Moselle Gray, photographed in Fall River in 1868.

Little Compton Historical Society will host its Second Annual Juneteenth Observance at the Little Compton Quaker Meeting House, 234 West Main Road. Visitors are welcome to drop in 10 AM to 4 PM on June 18. Our exhibit, If Jane Should Want to be Sold: Stories of Slavery, Indenture and Freedom in Little Compton, Rhode Island, will be available, as will the exhibit’s companion book.

Juneteenth was not previously widely celebrated in New England. In 1866, the enslaved population of Galveston, Texas, learned they had been freed. Annual celebrations marked the occasion that came to be known as Juneteenth. It has gained national recognition since as a day to remember enslaved people and observe the ongoing impacts of slavery in our society.

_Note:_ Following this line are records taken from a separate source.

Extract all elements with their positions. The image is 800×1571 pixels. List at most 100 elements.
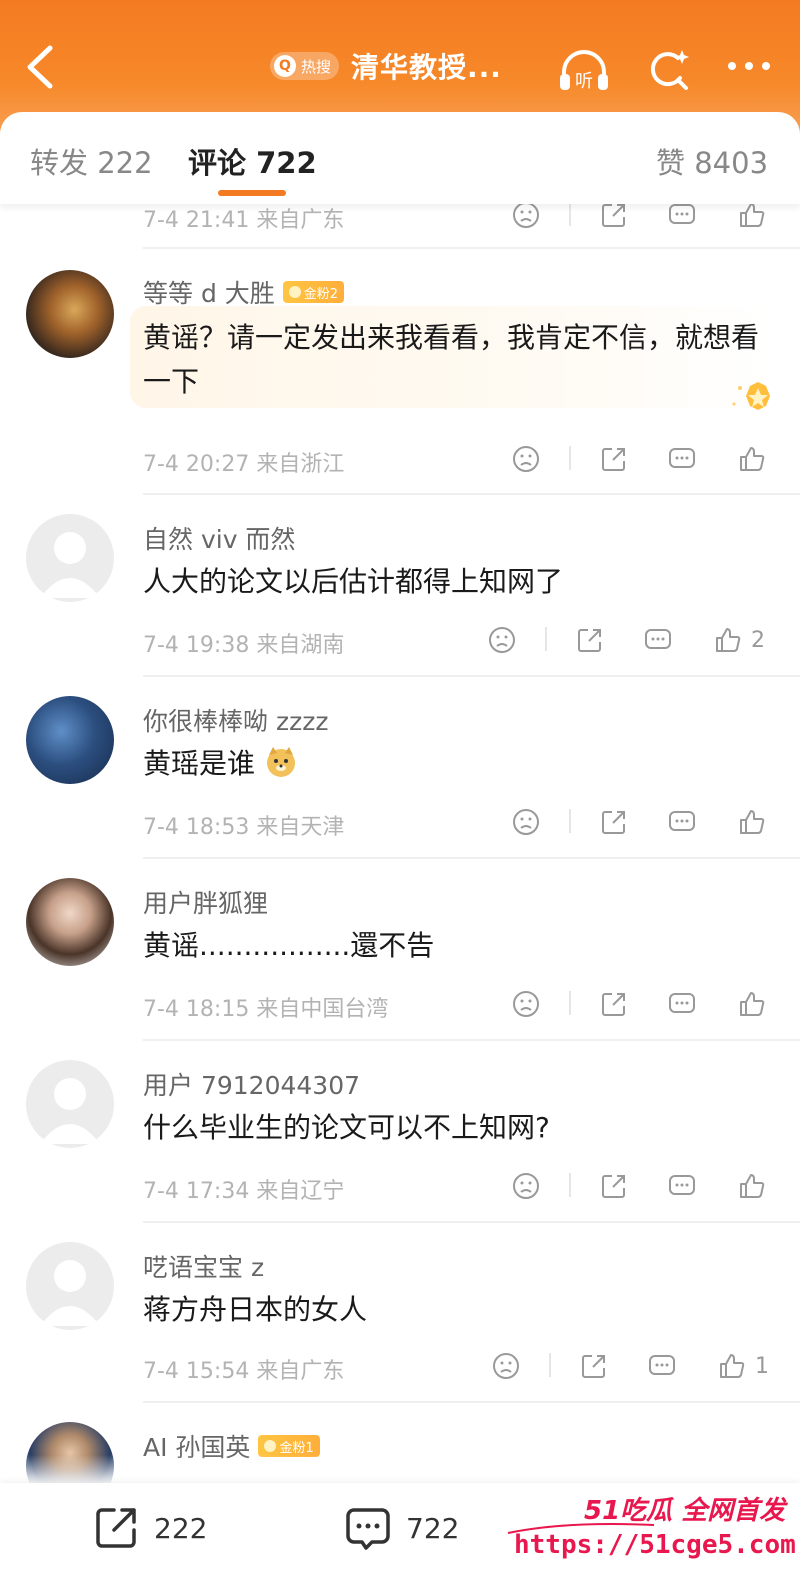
repost-button[interactable]: 222 xyxy=(92,1503,207,1553)
dislike-button[interactable] xyxy=(491,1349,521,1383)
tab-likes[interactable]: 赞 8403 xyxy=(656,140,768,182)
reply-button[interactable] xyxy=(643,623,673,657)
dislike-button[interactable] xyxy=(511,805,541,839)
comment-content: 黄谣.................還不告 xyxy=(143,929,435,962)
like-count: 1 xyxy=(755,1353,769,1379)
thumbs-up-icon xyxy=(740,992,765,1016)
listen-button[interactable]: 听 xyxy=(556,44,608,94)
back-button[interactable] xyxy=(20,42,64,92)
like-count: 2 xyxy=(751,627,765,653)
share-button[interactable] xyxy=(599,987,629,1021)
like-button[interactable] xyxy=(737,442,775,476)
share-icon xyxy=(602,204,625,227)
comment-meta: 7-4 19:38 来自湖南 2 xyxy=(143,621,783,661)
separator xyxy=(569,991,571,1015)
frown-icon xyxy=(513,202,539,228)
divider xyxy=(143,1221,800,1223)
comment-time-location: 7-4 19:38 来自湖南 xyxy=(143,633,345,658)
comment-username[interactable]: 你很棒棒呦 zzzz xyxy=(143,702,328,738)
comment-meta: 7-4 15:54 来自广东 1 xyxy=(143,1347,783,1387)
default-avatar-icon xyxy=(40,532,100,598)
comment-time-location: 7-4 21:41 来自广东 xyxy=(143,208,345,233)
share-button[interactable] xyxy=(579,1349,609,1383)
comment-content: 什么毕业生的论文可以不上知网? xyxy=(143,1111,550,1144)
page-title: 清华教授... xyxy=(351,51,502,84)
dislike-button[interactable] xyxy=(511,1169,541,1203)
reply-button[interactable] xyxy=(667,987,697,1021)
avatar[interactable] xyxy=(26,878,114,966)
comment-username[interactable]: 自然 viv 而然 xyxy=(143,520,295,556)
thumbs-up-icon xyxy=(740,203,765,227)
title-wrap[interactable]: Q 热搜 清华教授... xyxy=(270,46,502,86)
share-button[interactable] xyxy=(599,1169,629,1203)
more-button[interactable] xyxy=(724,44,774,94)
username-text: 用户 7912044307 xyxy=(143,1071,361,1100)
comment-username[interactable]: 等等 d 大胜 金粉2 xyxy=(143,274,345,310)
scroll-fade xyxy=(0,1455,800,1485)
like-button[interactable] xyxy=(737,1169,775,1203)
avatar[interactable] xyxy=(26,270,114,358)
frown-icon xyxy=(513,446,539,472)
avatar[interactable] xyxy=(26,1242,114,1330)
comment-content: 人大的论文以后估计都得上知网了 xyxy=(143,565,564,598)
divider xyxy=(143,1401,800,1403)
comment-time-location: 7-4 17:34 来自辽宁 xyxy=(143,1179,345,1204)
share-button[interactable] xyxy=(599,805,629,839)
badge-label: 金粉2 xyxy=(303,286,339,302)
comment-content: 黄瑶是谁 xyxy=(143,742,298,786)
separator xyxy=(545,627,547,651)
comment-text: 黄瑶是谁 xyxy=(143,747,256,780)
comment-icon xyxy=(669,1175,695,1195)
comment-username[interactable]: 呓语宝宝 z xyxy=(143,1248,264,1284)
username-text: 用户胖狐狸 xyxy=(143,889,269,918)
separator xyxy=(569,202,571,226)
reply-button[interactable] xyxy=(667,442,697,476)
divider xyxy=(143,493,800,495)
username-text: 你很棒棒呦 zzzz xyxy=(143,707,329,736)
comment-username[interactable]: 用户胖狐狸 xyxy=(143,884,268,920)
comment-icon xyxy=(346,1508,390,1550)
reply-button[interactable] xyxy=(667,1169,697,1203)
comment-meta: 7-4 18:53 来自天津 xyxy=(143,803,783,843)
like-button[interactable] xyxy=(737,805,775,839)
watermark-title: 51吃瓜 全网首发 xyxy=(584,1496,786,1526)
comment-username[interactable]: 用户 7912044307 xyxy=(143,1066,360,1102)
divider xyxy=(143,1039,800,1041)
search-button[interactable] xyxy=(644,44,694,94)
frown-icon xyxy=(513,991,539,1017)
fan-badge: 金粉1 xyxy=(258,1435,320,1457)
divider xyxy=(143,857,800,859)
comment-time-location: 7-4 18:15 来自中国台湾 xyxy=(143,997,389,1022)
reply-button[interactable] xyxy=(667,805,697,839)
badge-label: 金粉1 xyxy=(279,1440,314,1456)
headphones-icon: 听 xyxy=(560,50,608,92)
username-text: 等等 d 大胜 xyxy=(143,279,275,308)
avatar[interactable] xyxy=(26,514,114,602)
fan-badge: 金粉2 xyxy=(282,281,345,303)
comment-button[interactable]: 722 xyxy=(344,1503,459,1553)
share-button[interactable] xyxy=(599,442,629,476)
tab-comments[interactable]: 评论 722 xyxy=(188,140,317,182)
comment-count: 722 xyxy=(406,1511,460,1545)
comment-icon xyxy=(669,993,695,1013)
separator xyxy=(549,1353,551,1377)
comment-meta: 7-4 17:34 来自辽宁 xyxy=(143,1167,783,1207)
dislike-button[interactable] xyxy=(487,623,517,657)
like-button[interactable]: 2 xyxy=(713,623,765,657)
dislike-button[interactable] xyxy=(511,442,541,476)
thumbs-up-icon xyxy=(716,628,741,652)
avatar[interactable] xyxy=(26,1060,114,1148)
reply-button[interactable] xyxy=(647,1349,677,1383)
share-icon xyxy=(602,993,625,1016)
chevron-left-icon xyxy=(27,45,53,89)
hot-search-badge[interactable]: Q 热搜 xyxy=(270,52,340,80)
share-icon xyxy=(602,448,625,471)
like-button[interactable] xyxy=(737,987,775,1021)
like-button[interactable]: 1 xyxy=(717,1349,769,1383)
share-button[interactable] xyxy=(575,623,605,657)
tab-repost[interactable]: 转发 222 xyxy=(30,140,153,182)
avatar[interactable] xyxy=(26,696,114,784)
dislike-button[interactable] xyxy=(511,987,541,1021)
repost-count: 222 xyxy=(154,1511,208,1545)
divider xyxy=(143,247,800,249)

It was declared a federal holiday in 2021. 

The Historical Society’s award-winning exhibit and companion book debuted in 2016. They raise awareness regarding Little Compton’s participation in the Atlantic Slave Trade and share the human stories behind the local people of color who were enslaved, indentured, and free. Among them, a young girl named Moselle was enslaved by Arnold Gray in North Carolina. She and other enslaved people were subject to auction during the settlement of Arnold’s estate. Willard Gray of Little Compton, one of Arnold’s heirs, chose to free Moselle and a man named Benjamin. They were brought to Willard’s home and lived here as some of the town’s very few people of color in the 1860s. Willard’s siblings, also New Englanders, did not make the same choice and sent the enslaved people they inherited from their brother to auction in the South.